The amount in respect of which a trust may make this designation is the aggregate of

(a) non-deductible charges under the Petroleum and Gas Revenue Tax Act pursuant to paragraph 18(1)(l.1),

(b) non-deductible Crown charges under paragraph 18(1)(m), (c) Crown payments included in income under paragraph 12(1)(o), and

(d) income inclusions resulting from transactions with the Crown which take place at other than fair market value under subsections 69(6) and (7), less the aggregate of

(e) the resource allowance available to the trust under paragraph 20(1)(v.i), and

(f) amounts which would be included in the income of the trust but for section 80.2 (reimbursement of Crown charges).

Pursuant to paragraphs 104(29)(c) and (d), the amount of the designation is limited to the proportion of the phantom income, as calculated in (a) to (f) above, that the trust-purpose income payable to all beneficiaries is of the total trust-purpose income for the year.

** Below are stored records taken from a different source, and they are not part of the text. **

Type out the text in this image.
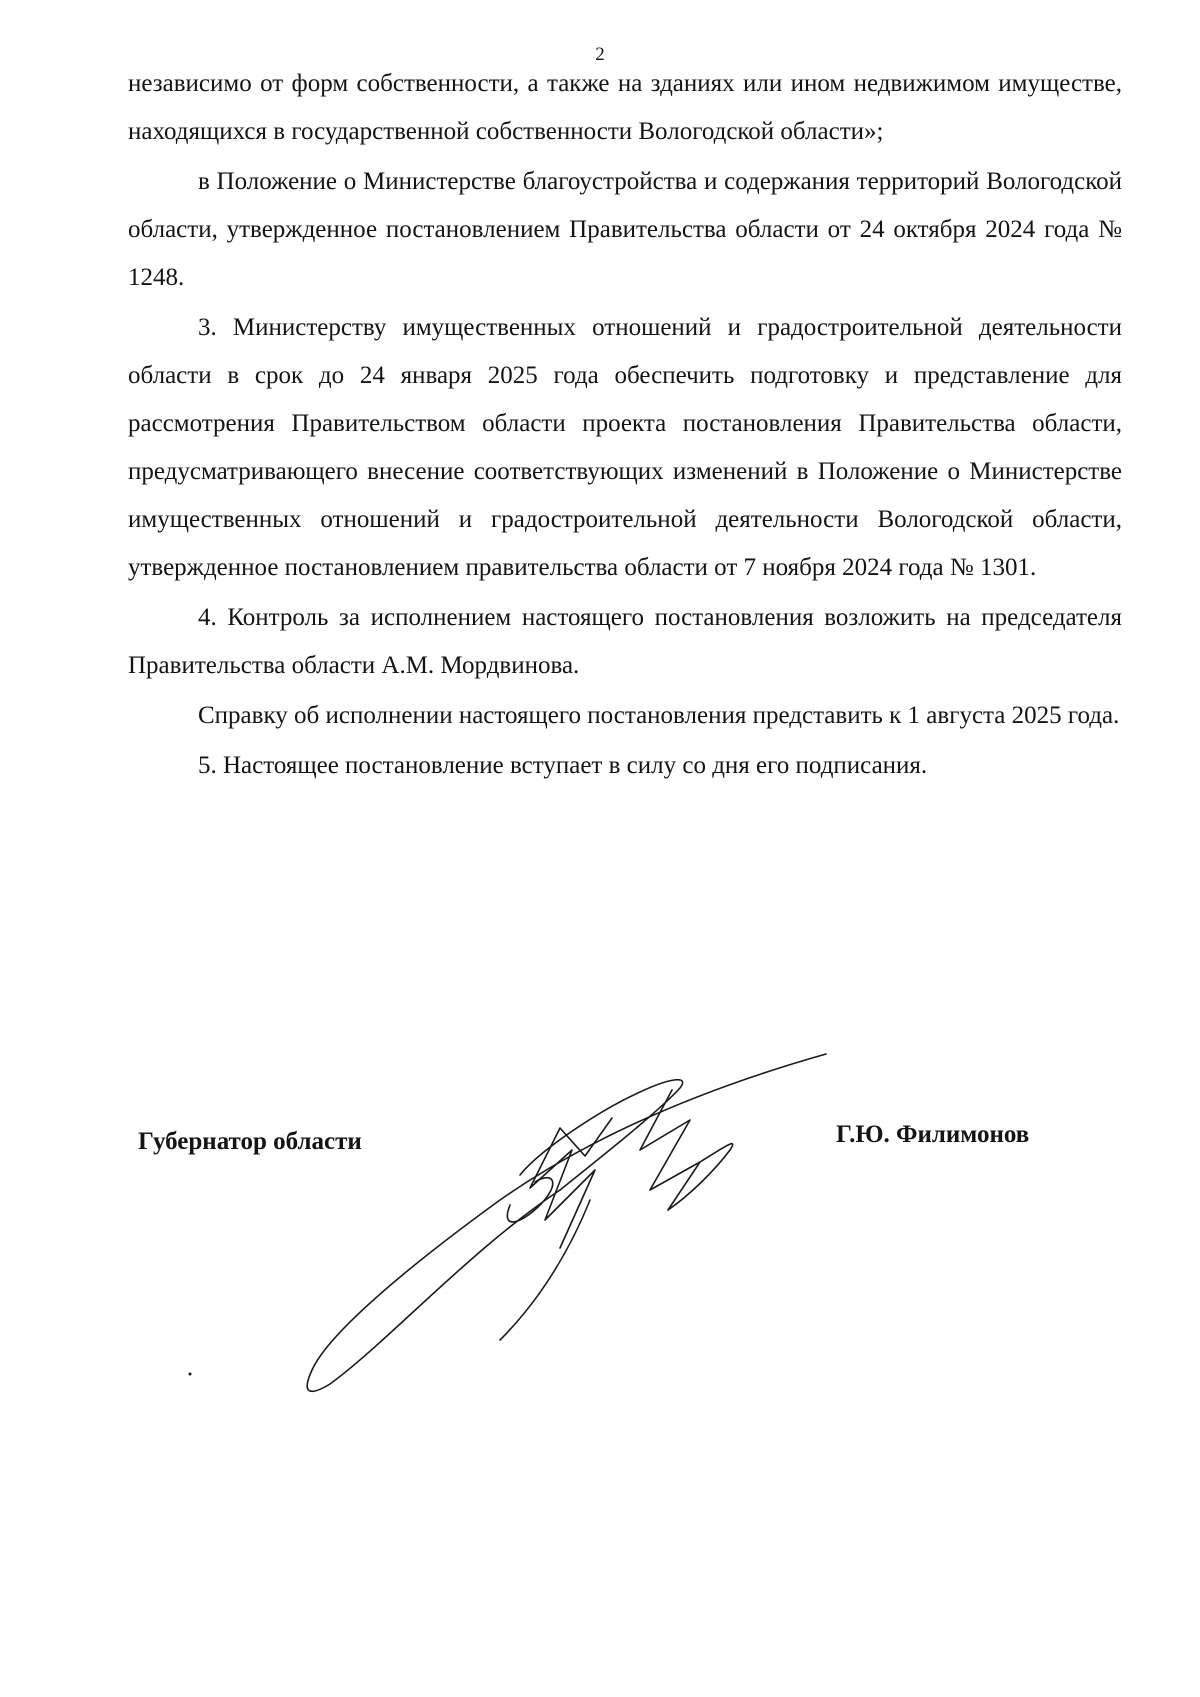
2

независимо от форм собственности, а также на зданиях или ином недвижимом имуществе, находящихся в государственной собственности Вологодской области»;

в Положение о Министерстве благоустройства и содержания территорий Вологодской области, утвержденное постановлением Правительства области от 24 октября 2024 года № 1248.

3. Министерству имущественных отношений и градостроительной деятельности области в срок до 24 января 2025 года обеспечить подготовку и представление для рассмотрения Правительством области проекта постановления Правительства области, предусматривающего внесение соответствующих изменений в Положение о Министерстве имущественных отношений и градостроительной деятельности Вологодской области, утвержденное постановлением правительства области от 7 ноября 2024 года № 1301.

4. Контроль за исполнением настоящего постановления возложить на председателя Правительства области А.М. Мордвинова.

Справку об исполнении настоящего постановления представить к 1 августа 2025 года.

5. Настоящее постановление вступает в силу со дня его подписания.

Губернатор области	Г.Ю. Филимонов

Trust-purpose income is income of the trust determined without reference to the Income Tax Act. The total amount of the designation, subject to the limit imposed above, may be allocated among the beneficiaries provided that the allocation to a particular beneficiary is reasonable having regard to the proportion of trust-purpose income included in the income of that beneficiary.

PART XII.2 TAX

8. Part XII.2 of the Act was added applicable to the 1988 and subsequent taxation years and it assesses a special tax on the designated income, as defined in subsection 210.2(2), of certain trusts. Part XII.2 tax generally applies where designated income of a trust is payable during the year to designated beneficiaries (generally non-residents and exempt persons) as defined in section 210, but does not apply, where, throughout the year, the trust was

(a) a testamentary trust,

(b) a mutual fund trust,

(c) a trust exempt from tax by reason of subsection 149(1),

(d) a trust described in subparagraph 108(1)(j)(ii) or (iv), or

(e) a non-resident trust.

These provisions are intended to ensure that designated income earned by trusts for the benefit of non-residents and exempt persons will be subject to full tax rates rather than the lower non-resident tax rates under Part XIII or no rate at all in the case of exempt persons.

When a trust is subject to Part XII.2 tax and has taxable resident beneficiaries, or non-resident beneficiaries whose tax liability is computed under Part I of the Act, or both, a prorata share of the Part XII.2 tax can be designated by the trust in respect of any of the aforementioned beneficiaries. Such share of tax is then deemed by subsection 210.2(3) to be an amount paid on account of the tax payable under Part I for the beneficiary's taxation year in which the taxation year of the trust ends. The amount deemed by subsection 210.2(3) is also deemed, by subsection 104(31), to be an amount in respect of the income of the trust for the year that has become payable by the trust to the beneficiary at the end of the year. That amount is included in the beneficiary's income under subsection 104(13). Subsection 104(31) applies to taxation years of trusts commencing after 1987. Part XII.2 tax may be calculated on Form T3 Trust Schedule 4.